Since the pose estimations from chessboard vertices and circular dots are independent, if both of them are detected, the one with the smallest reprojection error will be selected. If identification of either fails, the system will rely on the other to get the probe pose. We list several different tracking scenarios in Fig. 5. Figure 5a shows a case where the pose estimation result from the circular dots pattern is more accurate than that from chessboard vertices, while Fig. 5b shows the opposite. In Fig. 5c, the circular dots pattern tracking failed so the probe pose is estimated from the vertices, while the opposite situation is presented in Fig. 5d. In Fig. 5e, both vertices and dots patterns are detected for three adjacent marker lines with the vertices pattern providing a more accurate pose estimation result.

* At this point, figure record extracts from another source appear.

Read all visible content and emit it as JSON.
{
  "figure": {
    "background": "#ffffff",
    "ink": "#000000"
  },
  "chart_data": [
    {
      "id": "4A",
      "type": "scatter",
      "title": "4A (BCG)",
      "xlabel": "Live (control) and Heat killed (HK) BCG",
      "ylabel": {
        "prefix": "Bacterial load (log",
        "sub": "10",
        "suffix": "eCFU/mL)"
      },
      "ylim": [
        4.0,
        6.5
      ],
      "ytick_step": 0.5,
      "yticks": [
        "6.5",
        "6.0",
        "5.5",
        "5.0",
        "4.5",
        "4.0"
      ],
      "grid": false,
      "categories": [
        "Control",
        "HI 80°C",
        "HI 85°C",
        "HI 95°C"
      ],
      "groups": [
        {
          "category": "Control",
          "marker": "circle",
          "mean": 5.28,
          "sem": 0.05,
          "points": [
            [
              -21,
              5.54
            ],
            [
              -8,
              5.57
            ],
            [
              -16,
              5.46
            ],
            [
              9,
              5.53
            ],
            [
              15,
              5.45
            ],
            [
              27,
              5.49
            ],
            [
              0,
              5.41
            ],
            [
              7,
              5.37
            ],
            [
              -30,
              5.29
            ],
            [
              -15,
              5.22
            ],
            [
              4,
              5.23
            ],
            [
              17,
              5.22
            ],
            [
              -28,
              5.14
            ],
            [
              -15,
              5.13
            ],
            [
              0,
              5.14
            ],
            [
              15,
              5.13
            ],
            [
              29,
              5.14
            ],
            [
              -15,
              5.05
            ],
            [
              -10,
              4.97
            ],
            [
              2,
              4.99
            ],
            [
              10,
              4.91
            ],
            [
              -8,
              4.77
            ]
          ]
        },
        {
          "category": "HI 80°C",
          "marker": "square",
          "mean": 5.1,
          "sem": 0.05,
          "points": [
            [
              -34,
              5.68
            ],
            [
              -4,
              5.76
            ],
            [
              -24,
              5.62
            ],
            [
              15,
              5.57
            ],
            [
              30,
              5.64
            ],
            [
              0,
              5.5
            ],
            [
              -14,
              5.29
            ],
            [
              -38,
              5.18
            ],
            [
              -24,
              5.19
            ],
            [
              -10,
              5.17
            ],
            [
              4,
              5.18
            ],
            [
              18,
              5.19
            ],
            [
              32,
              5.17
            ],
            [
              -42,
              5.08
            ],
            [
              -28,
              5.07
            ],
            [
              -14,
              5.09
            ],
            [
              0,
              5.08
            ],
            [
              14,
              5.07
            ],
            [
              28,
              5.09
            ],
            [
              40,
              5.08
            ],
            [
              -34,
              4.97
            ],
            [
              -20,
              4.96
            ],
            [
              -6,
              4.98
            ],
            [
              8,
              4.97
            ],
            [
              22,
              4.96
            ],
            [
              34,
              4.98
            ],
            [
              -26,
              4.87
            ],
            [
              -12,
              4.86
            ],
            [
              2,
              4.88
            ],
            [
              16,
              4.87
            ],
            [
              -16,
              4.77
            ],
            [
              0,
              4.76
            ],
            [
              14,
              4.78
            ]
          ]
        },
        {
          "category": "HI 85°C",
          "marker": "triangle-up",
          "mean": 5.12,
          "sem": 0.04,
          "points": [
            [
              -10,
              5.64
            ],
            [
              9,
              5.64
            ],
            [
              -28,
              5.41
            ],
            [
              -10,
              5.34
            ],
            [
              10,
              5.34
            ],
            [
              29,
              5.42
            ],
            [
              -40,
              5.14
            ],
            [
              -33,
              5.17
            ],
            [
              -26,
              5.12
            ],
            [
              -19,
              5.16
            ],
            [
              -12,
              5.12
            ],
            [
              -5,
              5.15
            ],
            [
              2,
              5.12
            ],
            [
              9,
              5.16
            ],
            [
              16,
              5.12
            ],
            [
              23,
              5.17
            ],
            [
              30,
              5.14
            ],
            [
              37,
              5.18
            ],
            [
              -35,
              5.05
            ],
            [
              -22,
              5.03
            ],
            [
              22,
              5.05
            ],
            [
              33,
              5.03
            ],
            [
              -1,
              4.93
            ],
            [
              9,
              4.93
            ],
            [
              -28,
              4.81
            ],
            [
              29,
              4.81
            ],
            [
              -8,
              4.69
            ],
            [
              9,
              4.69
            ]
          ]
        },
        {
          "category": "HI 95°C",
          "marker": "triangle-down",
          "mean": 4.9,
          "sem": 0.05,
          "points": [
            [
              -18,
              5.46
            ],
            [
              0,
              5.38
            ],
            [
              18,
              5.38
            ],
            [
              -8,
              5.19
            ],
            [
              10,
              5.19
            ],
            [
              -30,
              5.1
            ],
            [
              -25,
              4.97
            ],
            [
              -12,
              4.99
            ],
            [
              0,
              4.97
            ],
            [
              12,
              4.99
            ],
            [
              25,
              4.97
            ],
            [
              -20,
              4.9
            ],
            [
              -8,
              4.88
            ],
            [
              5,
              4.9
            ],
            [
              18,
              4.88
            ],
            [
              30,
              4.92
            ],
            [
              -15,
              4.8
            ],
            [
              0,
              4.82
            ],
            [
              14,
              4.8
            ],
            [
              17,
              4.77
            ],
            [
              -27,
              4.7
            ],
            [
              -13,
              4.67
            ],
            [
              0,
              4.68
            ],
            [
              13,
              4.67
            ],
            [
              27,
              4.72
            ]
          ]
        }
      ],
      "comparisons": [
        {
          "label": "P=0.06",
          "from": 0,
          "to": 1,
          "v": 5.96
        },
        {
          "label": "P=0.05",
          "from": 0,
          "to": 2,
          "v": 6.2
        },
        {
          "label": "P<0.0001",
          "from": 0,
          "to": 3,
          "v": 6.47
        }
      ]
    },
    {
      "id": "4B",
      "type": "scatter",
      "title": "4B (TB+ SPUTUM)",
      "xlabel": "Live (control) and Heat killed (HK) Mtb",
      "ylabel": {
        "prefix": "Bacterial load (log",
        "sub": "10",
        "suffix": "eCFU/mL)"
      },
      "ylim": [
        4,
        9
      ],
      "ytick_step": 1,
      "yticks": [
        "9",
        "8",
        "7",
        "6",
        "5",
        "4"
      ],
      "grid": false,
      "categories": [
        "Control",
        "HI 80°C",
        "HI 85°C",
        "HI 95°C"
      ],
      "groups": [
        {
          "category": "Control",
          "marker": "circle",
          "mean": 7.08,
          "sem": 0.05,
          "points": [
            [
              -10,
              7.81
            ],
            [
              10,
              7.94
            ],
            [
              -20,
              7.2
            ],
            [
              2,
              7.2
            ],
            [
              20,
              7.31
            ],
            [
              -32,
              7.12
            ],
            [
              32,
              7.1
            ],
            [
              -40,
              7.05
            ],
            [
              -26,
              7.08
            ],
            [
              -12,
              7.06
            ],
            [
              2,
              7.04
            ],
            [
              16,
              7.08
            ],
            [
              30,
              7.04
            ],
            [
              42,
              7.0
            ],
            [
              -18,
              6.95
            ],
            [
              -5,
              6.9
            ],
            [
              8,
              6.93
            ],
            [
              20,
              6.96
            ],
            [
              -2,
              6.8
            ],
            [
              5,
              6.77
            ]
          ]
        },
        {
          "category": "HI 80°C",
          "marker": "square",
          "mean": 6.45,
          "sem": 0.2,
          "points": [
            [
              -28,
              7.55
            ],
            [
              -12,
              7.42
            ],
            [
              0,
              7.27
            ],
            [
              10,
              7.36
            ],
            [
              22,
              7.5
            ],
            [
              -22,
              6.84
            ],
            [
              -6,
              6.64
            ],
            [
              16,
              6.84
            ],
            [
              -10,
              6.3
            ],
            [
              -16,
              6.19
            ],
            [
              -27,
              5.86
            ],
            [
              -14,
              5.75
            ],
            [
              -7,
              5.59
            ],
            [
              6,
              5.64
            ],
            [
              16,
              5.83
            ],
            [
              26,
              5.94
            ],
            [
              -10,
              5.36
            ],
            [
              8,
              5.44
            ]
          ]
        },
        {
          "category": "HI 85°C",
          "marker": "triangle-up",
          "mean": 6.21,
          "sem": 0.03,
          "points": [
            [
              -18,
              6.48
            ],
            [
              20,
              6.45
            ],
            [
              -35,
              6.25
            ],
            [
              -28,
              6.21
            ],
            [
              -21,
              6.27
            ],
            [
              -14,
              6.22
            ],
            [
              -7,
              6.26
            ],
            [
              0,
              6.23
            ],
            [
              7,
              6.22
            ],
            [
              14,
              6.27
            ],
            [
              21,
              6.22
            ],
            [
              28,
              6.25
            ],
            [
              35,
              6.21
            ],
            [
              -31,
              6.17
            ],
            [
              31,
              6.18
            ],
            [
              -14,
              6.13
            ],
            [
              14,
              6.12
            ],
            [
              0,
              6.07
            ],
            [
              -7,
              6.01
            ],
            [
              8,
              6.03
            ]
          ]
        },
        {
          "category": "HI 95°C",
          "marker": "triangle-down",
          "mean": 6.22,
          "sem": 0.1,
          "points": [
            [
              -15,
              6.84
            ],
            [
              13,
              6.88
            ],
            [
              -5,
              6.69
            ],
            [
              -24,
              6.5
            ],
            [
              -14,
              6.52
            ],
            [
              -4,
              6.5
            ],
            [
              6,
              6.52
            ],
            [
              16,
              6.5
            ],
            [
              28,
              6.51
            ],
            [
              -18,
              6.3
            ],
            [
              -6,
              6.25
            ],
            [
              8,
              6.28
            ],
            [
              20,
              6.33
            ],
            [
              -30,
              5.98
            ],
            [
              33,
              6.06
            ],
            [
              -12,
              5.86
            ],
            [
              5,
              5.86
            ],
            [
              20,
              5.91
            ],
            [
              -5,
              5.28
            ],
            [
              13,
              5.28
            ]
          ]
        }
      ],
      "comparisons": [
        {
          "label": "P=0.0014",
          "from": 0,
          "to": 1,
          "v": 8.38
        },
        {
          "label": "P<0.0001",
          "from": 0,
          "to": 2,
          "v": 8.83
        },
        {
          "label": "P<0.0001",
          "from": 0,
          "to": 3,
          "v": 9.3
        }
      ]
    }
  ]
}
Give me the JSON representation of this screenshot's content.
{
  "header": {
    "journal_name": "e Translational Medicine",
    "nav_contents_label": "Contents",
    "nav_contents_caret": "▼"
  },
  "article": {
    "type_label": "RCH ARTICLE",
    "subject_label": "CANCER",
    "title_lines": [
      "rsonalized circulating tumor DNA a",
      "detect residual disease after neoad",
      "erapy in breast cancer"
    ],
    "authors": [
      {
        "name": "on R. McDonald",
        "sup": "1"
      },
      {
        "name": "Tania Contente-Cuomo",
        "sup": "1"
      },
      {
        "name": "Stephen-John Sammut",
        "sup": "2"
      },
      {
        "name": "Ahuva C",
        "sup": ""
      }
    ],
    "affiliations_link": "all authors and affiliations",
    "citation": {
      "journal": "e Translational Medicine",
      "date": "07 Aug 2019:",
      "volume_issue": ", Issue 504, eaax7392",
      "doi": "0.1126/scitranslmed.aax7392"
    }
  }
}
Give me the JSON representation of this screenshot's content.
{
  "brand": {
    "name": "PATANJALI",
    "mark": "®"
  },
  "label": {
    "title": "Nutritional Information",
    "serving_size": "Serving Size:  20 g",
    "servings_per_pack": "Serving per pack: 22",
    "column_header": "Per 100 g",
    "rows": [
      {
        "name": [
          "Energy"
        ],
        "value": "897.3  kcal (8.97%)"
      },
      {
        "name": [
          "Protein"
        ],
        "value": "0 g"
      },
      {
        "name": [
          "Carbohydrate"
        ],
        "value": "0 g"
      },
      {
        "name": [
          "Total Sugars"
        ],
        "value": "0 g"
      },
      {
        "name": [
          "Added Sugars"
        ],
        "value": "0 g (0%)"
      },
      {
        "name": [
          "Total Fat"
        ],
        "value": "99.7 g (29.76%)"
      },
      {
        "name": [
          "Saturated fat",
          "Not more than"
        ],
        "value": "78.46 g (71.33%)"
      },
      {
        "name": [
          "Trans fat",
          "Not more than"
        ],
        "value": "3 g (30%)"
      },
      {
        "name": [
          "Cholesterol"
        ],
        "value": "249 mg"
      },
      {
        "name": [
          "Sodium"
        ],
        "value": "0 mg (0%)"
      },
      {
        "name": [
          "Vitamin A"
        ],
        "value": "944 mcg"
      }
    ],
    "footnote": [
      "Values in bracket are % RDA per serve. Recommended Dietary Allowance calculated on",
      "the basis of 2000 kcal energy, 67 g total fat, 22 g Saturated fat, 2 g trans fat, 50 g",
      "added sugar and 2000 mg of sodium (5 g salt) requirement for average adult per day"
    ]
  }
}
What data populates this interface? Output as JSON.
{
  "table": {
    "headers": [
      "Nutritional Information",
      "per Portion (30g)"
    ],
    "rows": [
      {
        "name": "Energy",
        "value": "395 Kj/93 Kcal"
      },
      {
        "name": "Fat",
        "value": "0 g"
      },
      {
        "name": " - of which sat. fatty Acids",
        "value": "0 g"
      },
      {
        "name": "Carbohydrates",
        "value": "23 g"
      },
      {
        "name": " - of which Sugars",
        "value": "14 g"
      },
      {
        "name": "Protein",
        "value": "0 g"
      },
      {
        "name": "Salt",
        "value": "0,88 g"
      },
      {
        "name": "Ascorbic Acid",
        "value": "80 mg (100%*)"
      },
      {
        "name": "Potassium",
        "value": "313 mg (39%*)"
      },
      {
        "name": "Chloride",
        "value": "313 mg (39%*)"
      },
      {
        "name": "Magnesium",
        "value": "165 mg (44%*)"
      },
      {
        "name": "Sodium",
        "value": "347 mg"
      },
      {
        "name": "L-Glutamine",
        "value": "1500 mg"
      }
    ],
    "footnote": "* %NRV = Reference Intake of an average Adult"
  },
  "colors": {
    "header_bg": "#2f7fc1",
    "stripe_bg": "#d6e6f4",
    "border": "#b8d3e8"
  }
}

Tracking results for simulated occlusions

Figure 4a shows an example of an occlusion using a red stripe to block the markers. Although the number of remaining features was not enough to directly estimate the pose of the probe, they could still be used to calculate the homography. The position of the points that were occluded could then be inferred from the correspondence information between the coordinate reference frame and current camera image frame with the help of the homography. Therefore, the marker tracking enhanced the robustness of the entire system to occlusions.

Augmented reality

Given a 3D point cloud representing tissue surface and the equation of the probe axis, the intersection point was estimated and the results are shown in Fig. 6. The red line indicates the axis of the probe, the grey dashed circle shows the position of radioactive Cobalt-57 source, and the green circle represents the intersection area of the gamma probe axis and the tissue. In Fig. 6a, b, the ‘SENSEI’ probe was close to and pointing towards the radioactive source, the probe recorded stronger gamma radiation of 209 counts per second. Figure 6c, d shows the opposite where the ‘SENSEI’ probe was pointing at the edge of the buried source, and the radiation was weak (12 counts per second). The AR system can therefore allow the surgeon to know which part of the tissue the radiation is coming from, so that they can do accurate node identification or tissue excision with this visual feedback.

Conclusion

In this paper, we proposed a new hybrid marker which incorporated both circular dots and chessboard vertices to increase the detection rate. The additional green stripe was included to introduce asymmetry and resolve direction ambiguity. The marker was designed such that it fully covered the tethered laparoscopic gamma probe using dense features. The experimental results show that the detection workspace, robustness and pose estimation efficiency and accuracy of the design outperformed previous works. We have therefore shown the feasibility and the potentiality of using the proposed framework to track the ‘SENSEI^®’ probe. In addition to the design of the new marker, we have also proposed a solution to provide clear visual feedback to indicate the tracer location on the tissue surface.

The work could be further extended to increase the registration accuracy by fusing the vision-based 3D pose estimation with kinematic data of the instrument (robot) controlling the probe. Successive transformations from the probe to the instrument and endoscope coordinate frames will provide a robust initial viewpoint estimate and registration. The framework could also be used to track other types of probes.